William Henry Roberts (25 October 1847 – 24 December 1919) was a Baptist minister from the United States who worked for many years as a missionary in Burma.

==Biography==
Roberts was born on 25 October 1847, in Botetourt Springs, Virginia.
He studied at Roanoke College and Richmond College (now the University of Richmond), then went on to the Baptist Union Theological Seminary in Chicago.

He served under Confederate General Robert E. Lee with the Army of Northern Virginia during the American Civil War.

Roberts became a missionary supported by the American Baptist Missionary Union, working among the Kachin people around Bhamo and Myitkyina from 1879 until 1913.

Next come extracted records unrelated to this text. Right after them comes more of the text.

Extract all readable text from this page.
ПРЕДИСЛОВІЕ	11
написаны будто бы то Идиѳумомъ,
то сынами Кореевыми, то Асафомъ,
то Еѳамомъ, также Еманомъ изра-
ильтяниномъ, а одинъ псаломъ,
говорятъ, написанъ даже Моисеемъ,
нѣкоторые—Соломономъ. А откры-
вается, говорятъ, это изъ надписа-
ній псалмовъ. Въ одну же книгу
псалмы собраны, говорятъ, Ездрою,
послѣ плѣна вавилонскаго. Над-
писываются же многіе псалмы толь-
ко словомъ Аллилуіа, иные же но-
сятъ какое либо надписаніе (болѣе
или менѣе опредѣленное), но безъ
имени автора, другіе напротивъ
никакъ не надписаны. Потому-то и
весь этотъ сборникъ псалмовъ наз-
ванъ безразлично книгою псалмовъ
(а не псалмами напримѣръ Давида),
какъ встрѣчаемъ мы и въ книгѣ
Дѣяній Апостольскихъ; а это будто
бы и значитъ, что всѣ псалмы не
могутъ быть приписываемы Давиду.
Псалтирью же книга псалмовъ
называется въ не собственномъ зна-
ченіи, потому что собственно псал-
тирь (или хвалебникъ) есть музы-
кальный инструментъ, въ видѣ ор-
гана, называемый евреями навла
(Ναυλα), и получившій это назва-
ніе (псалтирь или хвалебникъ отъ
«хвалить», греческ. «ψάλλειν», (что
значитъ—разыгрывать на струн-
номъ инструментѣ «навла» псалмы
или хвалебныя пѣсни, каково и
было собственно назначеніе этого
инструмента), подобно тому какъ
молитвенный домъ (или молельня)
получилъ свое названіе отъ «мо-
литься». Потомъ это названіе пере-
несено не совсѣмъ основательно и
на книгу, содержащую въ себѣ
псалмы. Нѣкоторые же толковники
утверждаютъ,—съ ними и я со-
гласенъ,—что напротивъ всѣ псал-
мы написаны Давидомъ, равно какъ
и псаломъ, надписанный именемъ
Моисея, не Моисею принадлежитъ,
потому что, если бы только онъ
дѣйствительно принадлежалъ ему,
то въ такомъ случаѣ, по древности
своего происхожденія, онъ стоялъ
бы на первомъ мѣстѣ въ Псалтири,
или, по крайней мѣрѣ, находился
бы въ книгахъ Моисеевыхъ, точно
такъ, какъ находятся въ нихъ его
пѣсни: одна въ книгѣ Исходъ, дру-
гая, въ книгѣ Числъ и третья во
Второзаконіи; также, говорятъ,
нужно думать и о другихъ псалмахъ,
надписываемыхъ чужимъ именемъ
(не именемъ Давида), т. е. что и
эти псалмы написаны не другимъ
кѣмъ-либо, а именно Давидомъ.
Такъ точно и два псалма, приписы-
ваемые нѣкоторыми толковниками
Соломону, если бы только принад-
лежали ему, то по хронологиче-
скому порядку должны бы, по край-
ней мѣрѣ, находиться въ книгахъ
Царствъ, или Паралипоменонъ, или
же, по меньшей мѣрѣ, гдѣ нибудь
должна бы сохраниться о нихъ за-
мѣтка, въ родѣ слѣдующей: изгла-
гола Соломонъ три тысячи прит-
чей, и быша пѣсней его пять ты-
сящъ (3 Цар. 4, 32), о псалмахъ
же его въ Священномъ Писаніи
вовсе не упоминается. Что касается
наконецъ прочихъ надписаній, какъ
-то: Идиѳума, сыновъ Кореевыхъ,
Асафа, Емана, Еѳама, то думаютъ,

On his arrival in Burma, Roberts obtained grudging permission from the Burmese king, Thibaw Min, to build a school and educate the Kachins. The king, a devout Buddhist, granted Roberts "land the size of a buffalo skin".
Roberts bought a buffalo skin, cut it into thin strips and used it to measure out the mission compound.

Although his wife soon died from malaria, Roberts was to carry out his mission for 34 years. His daughter, Dora, and his son-in-law, John E. Cummings, also became missionaries to Burma.

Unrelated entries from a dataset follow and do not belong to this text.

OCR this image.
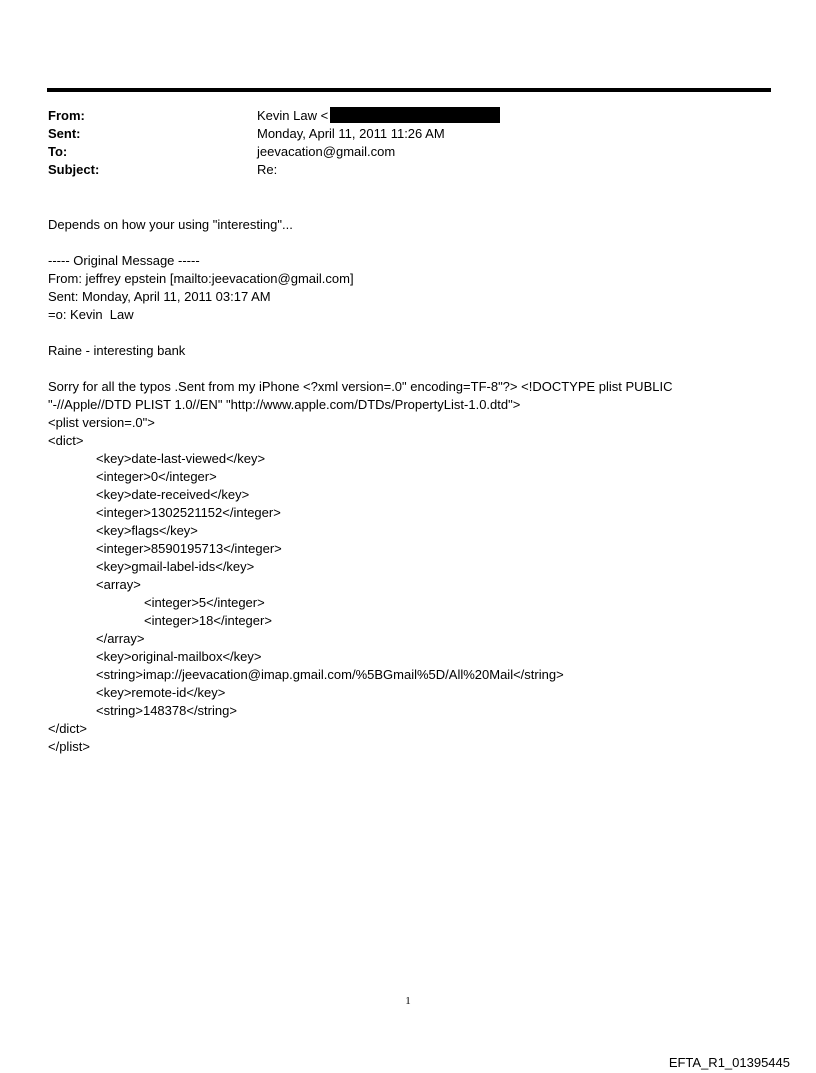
From:	Kevin Law <
Sent:	Monday, April 11, 2011 11:26 AM
To:	jeevacation@gmail.com
Subject:	Re:
Depends on how your using "interesting"...
----- Original Message -----
From: jeffrey epstein [mailto:jeevacation@gmail.com]
Sent: Monday, April 11, 2011 03:17 AM
=o: Kevin  Law
Raine - interesting bank
Sorry for all the typos .Sent from my iPhone <?xml version=.0" encoding=TF-8"?> <!DOCTYPE plist PUBLIC "-//Apple//DTD PLIST 1.0//EN" "http://www.apple.com/DTDs/PropertyList-1.0.dtd">
<plist version=.0">
<dict>
<key>date-last-viewed</key>
<integer>0</integer>
<key>date-received</key>
<integer>1302521152</integer>
<key>flags</key>
<integer>8590195713</integer>
<key>gmail-label-ids</key>
<array>
<integer>5</integer>
<integer>18</integer>
</array>
<key>original-mailbox</key>
<string>imap://jeevacation@imap.gmail.com/%5BGmail%5D/All%20Mail</string>
<key>remote-id</key>
<string>148378</string>
</dict>
</plist>
1
EFTA_R1_01395445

In 1881 Roberts remarried and established a school in Bhamo with his second wife, Alice Roberts (d. 1933). They had a son, William Henry Roberts, Jr.

In 1917, the Roberts retired from missionary work and returned to Newton, Massachusetts, where Roberts died in 1919.

==Legacy==
Roberts was followed by the Swedish-American missionary Ola Hanson, who arrived in 1890 and did much work in compiling a grammar and dictionary for their Jinghpaw language, and in translating hymns and the Bible into Jingpaw. In 1892 George J. Geis arrived, establishing a mission at Myitkyina, to the North of Bhamo.

A school in Bhamo was named after Alice Roberts.